Florida Statute Section 316.193 provides for the penalties attached to a conviction for driving under the influence (“DUI”) in Tampa, Hillsborough County, Florida:
- Incarceration: Up to six (6) months in the Hillsborough County Jail (if the BAL is .15 or higher or a minor was in the vehicle then the jail time is up to nine (9) months);
- Term of Probation: Up to twelve (12) months (however, the total period of probation and incarceration may not exceed 12 months);
- DUI School: Level I twelve (12) hour class which includes a substance abuse evaluation and requires completion of any recommended follow-up treatment before any hardship reinstatement (if reinstated after revocation period expires, failure to complete DUI school within 90 days after reinstatement will result in license cancellation);
- Community Service: Mandatory 50 hours of community service (but the court may allow you to buy out the community service hours at a rate of $10 per hour);
- Fine: The required fine for a first DUI in Florida is between $500 and $1,000 (with a BAL of .15 or higher or minor in the vehicle: Not less than $1,000, or more than $2,000. Court may grant community service in lieu of DUI fines if defendant is unable to pay);
- Driver License Revocation Period: Minimum of six (6) months and a maximum of twelve (12) months;
- Hardship Reinstatement: In order to reinstate the driver’s license for hardship purposes such as “business purposes” or “work purposes” the driver is required to complete DUI school. You must show proof of liability coverage or FR-44 insurance, pay $115 administrative fee, a $60 reinstatement fee, and a fee for the Florida driver’s license.

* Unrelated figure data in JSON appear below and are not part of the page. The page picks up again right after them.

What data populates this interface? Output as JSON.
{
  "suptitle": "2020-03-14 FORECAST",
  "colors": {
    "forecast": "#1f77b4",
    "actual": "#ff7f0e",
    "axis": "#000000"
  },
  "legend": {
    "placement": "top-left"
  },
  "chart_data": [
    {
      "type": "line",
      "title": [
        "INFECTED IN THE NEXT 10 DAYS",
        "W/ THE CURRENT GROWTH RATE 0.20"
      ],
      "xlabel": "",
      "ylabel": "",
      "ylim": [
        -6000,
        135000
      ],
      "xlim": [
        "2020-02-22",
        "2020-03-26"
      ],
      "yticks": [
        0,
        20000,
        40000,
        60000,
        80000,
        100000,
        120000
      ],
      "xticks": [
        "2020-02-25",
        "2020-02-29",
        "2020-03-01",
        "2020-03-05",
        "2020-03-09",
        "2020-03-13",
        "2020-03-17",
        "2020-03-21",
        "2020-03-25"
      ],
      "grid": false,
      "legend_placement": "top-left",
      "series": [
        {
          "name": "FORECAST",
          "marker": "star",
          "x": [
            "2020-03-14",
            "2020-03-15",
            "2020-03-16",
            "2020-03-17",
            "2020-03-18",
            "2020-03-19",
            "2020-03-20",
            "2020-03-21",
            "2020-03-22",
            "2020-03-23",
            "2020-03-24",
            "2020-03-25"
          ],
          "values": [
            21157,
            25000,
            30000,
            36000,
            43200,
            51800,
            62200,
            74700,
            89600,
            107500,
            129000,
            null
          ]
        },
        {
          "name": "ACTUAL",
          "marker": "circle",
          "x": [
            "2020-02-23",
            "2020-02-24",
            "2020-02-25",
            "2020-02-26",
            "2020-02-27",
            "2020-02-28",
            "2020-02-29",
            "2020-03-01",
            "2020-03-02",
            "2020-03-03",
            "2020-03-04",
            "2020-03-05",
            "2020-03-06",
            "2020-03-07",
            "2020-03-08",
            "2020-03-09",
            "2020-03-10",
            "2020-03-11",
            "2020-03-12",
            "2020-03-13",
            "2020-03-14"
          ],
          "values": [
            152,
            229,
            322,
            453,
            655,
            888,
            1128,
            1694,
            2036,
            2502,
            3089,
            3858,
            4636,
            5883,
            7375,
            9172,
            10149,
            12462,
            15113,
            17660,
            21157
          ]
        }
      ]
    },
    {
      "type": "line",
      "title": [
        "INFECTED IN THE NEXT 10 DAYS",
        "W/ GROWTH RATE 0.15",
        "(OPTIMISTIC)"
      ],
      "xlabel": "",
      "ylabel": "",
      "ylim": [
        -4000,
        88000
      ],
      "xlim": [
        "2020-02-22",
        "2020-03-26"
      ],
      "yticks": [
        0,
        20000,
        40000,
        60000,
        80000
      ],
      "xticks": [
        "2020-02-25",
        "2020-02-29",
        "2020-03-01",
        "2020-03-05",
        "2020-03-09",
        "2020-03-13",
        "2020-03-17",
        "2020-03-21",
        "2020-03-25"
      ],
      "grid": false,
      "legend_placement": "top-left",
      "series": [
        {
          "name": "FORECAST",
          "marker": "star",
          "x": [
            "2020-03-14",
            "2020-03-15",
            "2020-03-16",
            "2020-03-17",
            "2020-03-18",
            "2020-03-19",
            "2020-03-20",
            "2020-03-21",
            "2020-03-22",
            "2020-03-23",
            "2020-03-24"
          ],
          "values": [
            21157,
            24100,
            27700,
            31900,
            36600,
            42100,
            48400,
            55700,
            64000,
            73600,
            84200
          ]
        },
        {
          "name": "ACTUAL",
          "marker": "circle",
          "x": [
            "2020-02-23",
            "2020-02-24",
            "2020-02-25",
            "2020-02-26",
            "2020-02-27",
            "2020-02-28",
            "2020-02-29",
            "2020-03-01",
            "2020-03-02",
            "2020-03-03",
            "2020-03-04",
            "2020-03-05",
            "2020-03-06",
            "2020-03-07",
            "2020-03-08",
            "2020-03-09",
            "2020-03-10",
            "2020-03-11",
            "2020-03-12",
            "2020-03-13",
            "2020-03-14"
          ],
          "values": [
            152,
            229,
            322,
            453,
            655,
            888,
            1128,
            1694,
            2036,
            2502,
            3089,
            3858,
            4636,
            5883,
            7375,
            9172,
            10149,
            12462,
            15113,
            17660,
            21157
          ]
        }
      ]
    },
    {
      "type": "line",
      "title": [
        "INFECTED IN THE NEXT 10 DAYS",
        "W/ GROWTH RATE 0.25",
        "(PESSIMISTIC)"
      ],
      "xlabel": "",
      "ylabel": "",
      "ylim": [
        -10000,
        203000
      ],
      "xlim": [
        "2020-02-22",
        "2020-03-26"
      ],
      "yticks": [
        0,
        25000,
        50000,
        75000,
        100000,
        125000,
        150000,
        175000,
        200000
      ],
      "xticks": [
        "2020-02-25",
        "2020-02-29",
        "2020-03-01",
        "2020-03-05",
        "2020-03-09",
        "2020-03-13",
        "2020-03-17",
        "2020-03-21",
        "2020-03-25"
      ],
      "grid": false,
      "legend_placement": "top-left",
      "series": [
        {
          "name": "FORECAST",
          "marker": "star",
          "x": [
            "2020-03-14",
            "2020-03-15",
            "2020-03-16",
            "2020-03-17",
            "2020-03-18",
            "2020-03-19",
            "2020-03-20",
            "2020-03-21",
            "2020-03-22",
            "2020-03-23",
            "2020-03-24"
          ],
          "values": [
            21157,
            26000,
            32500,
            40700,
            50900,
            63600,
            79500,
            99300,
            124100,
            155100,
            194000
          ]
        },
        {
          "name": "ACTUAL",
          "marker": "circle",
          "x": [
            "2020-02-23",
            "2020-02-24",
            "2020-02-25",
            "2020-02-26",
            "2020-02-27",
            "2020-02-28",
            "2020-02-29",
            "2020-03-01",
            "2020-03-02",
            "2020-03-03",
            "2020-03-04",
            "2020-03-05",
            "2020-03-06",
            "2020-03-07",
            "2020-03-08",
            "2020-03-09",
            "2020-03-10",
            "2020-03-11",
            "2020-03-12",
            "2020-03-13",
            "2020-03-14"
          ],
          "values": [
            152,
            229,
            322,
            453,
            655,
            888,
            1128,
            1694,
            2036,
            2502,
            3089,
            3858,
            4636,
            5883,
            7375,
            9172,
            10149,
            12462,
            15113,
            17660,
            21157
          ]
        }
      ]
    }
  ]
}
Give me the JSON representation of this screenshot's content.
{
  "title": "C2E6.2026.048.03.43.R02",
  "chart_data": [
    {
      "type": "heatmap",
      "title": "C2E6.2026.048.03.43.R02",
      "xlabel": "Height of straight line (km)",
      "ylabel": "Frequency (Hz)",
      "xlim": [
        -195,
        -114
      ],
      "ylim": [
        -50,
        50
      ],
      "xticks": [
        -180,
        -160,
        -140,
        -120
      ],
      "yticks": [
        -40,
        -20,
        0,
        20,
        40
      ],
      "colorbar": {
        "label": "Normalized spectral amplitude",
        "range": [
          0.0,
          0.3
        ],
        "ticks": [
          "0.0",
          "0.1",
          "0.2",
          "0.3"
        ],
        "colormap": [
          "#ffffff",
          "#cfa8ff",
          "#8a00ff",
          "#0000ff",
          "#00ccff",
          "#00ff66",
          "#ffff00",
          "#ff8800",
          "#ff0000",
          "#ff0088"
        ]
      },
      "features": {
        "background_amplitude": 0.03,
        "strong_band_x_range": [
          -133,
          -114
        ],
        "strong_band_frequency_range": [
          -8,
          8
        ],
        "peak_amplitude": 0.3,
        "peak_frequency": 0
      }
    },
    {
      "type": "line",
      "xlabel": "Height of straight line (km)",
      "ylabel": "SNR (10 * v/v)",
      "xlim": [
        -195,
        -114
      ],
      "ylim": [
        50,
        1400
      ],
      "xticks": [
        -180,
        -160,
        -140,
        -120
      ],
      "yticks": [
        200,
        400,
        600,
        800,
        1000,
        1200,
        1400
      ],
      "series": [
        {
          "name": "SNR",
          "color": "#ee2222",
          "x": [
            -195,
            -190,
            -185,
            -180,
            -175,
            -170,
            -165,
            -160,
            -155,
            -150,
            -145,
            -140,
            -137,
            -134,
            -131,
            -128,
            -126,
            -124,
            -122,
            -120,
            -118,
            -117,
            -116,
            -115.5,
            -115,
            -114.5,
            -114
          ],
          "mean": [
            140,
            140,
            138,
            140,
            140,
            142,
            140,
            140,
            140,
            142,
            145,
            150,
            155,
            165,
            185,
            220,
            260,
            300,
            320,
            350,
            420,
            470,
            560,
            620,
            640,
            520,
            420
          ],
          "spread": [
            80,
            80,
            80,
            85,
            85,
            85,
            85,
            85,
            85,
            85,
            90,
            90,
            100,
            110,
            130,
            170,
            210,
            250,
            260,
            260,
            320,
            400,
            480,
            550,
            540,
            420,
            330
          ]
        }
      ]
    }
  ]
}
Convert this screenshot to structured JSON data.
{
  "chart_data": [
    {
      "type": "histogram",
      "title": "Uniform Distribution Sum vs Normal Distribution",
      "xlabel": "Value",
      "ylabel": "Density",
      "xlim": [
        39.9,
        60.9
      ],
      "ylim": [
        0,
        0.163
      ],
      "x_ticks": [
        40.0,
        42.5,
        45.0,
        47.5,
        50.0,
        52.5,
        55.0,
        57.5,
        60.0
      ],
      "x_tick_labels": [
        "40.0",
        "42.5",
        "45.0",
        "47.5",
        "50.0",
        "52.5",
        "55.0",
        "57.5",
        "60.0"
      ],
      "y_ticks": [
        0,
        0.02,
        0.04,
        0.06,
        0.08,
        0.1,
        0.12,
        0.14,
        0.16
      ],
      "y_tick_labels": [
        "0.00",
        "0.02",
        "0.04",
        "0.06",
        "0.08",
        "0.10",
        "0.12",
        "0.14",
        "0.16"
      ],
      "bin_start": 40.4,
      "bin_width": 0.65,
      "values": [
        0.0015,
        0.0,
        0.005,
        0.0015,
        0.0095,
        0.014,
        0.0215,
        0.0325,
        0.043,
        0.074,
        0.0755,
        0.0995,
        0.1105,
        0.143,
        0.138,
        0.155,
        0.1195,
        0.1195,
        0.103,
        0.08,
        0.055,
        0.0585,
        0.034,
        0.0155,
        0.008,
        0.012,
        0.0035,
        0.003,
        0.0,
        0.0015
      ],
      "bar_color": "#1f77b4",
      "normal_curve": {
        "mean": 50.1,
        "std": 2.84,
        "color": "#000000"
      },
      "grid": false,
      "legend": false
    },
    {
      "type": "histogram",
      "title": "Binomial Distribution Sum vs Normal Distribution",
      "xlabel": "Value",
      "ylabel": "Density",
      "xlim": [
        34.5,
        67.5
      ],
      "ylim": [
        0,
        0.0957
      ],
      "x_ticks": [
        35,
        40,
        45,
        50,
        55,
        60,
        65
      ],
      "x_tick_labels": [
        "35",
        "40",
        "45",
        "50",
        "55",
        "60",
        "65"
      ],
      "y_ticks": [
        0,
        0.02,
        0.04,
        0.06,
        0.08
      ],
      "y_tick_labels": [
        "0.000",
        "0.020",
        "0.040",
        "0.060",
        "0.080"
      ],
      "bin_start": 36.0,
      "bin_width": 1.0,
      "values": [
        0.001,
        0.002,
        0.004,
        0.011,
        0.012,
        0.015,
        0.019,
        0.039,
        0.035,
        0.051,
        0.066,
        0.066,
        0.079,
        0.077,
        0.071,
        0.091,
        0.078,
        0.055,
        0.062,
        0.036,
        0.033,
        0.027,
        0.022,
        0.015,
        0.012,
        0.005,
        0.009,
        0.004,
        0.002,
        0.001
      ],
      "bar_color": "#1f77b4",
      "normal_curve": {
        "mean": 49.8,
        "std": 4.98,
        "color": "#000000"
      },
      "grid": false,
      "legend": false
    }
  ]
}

- Vehicle impoundment: Unless a hardship showing has been made, the Court must immobilize any vehicle in the defendant’s name for 10 days after any jail sentence is completed.
- Victim Impact Panel – Although not required by statute, many judges in Hillsborough County will also require the person sentenced to DUI or a reduced charge of reckless driving to complete 1 -3 DUI victim impact panels hosted by Mothers Against Drunk Driving (MADD).
Click here to read more about the penalties for a first DUI in Tampa, Hillsborough County, FL.
Jury Instructions for DUI Cases in Florida
The jury instructions require a finding that the person is intoxicated to the extent the person’s normal faculties are impaired. Normal faculties include the things you do every day such as walk, talk, drive a car, and make emergency decisions.
Even if the prosecutor cannot show that the person’s “normal faculties” were impaired, the prosecutor has another alternative way to prove DUI- being over the legal limit of .08.
Under this “per se” version of DUI, Florida law requires proof beyond all reasonable doubt that the person had a blood-alcohol level (BAC) of 0.08 or higher grams of alcohol per 100 milliliters of blood, or a breath-alcohol level of 0.08 or more grams of alcohol per 210 liters of breath.
This article was last updated on Friday, June 28, 2024.